Unsurprisingly, people who agreed with statements like “I use my commute time productively” and “My commute trip is a useful transition between home and work” favored longer commutes. Also preferring longer commutes were type A “organizers,” who prized efficiency, punctuality and mastery, and “status seekers” who were possession-oriented. Those who were more career-centric (tending to agree with statements such as “I’m pretty much a workaholic,” and “I’d like to spend more time on work”) desired longer commutes.
The flip side is that more family- and community-oriented people (who agreed with statements like “my family and friends are more important to me than work” and “I’d like to spend more time on social or religious causes”) expressed a desire for shorter commutes, presumably so they could spend more time on nonwork activities.
Family circumstances might also explain the finding that persons in households with more than one adult were more likely to express a desire for a long commute; perhaps this has to do with time constraints on single parents.
Unsurprisingly, those who were less annoyed by getting around (agreeing with statements such as “getting stuck in traffic doesn’t bother me too much,” and disagreeing with statements like “travel time is generally wasted time” and “the traveling that?I need to do interferes with doing other things I like”) tended to wish for relatively long commutes.
And also unsurprisingly, those who indicated that they sometimes take a longer route than necessary for scenic or other reasons reported a desire for comparatively long commutes.
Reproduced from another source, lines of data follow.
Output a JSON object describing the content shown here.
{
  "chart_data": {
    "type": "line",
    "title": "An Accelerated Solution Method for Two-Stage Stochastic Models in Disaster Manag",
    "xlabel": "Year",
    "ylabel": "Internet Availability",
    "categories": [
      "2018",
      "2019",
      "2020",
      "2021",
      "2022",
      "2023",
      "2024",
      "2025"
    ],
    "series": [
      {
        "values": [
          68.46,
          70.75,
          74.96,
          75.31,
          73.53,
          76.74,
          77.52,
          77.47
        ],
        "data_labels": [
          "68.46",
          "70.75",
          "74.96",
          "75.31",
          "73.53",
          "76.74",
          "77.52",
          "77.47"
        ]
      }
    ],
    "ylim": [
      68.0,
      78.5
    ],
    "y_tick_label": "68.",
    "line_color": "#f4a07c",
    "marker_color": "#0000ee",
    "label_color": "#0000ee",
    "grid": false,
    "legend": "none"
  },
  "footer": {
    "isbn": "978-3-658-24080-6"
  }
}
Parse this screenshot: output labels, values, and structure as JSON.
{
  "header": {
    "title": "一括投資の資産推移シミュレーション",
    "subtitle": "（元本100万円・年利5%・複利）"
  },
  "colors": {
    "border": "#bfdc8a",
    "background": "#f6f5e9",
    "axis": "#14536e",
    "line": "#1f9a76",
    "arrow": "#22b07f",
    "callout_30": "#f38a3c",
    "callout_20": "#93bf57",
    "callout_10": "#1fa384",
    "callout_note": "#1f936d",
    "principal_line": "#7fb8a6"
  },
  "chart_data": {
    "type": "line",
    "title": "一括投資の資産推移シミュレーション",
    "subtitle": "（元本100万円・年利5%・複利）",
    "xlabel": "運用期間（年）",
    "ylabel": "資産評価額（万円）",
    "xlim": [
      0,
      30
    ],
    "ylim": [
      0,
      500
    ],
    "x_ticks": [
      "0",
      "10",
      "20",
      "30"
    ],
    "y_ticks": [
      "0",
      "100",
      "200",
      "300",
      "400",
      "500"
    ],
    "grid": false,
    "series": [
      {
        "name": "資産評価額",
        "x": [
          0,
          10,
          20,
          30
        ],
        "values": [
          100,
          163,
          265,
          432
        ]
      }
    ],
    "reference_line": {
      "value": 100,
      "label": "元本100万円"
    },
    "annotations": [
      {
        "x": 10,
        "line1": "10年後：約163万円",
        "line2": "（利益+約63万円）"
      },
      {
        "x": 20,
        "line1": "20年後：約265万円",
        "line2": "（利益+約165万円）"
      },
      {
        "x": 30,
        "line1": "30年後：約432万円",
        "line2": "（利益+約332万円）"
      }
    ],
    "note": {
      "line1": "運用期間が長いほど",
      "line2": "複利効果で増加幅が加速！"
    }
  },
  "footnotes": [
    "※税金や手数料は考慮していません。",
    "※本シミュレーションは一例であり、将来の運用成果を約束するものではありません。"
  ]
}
So it seems that some of us like simply like traveling more – or dislike traveling less – than others.
What’s behind our love/hate relationship with travel? Next post, I’ll dig more deeply into this. My thoughts for now: I doubt any peer-reviewed journal would accept a study with a sample size of one, but I can testify to the fact that my trip to campus – which takes me over a breathtaking mountain pass, often in brilliant LA sunshine with the top down and the stereo pumping out the Grateful Dead Ithaca 5/8/77 – is often one of the best parts of my day. Many is the time I’d enjoy a longer commute – unless, of course, the unmitigated bliss of writing a Freakonomics post awaits me at the work end of the journey.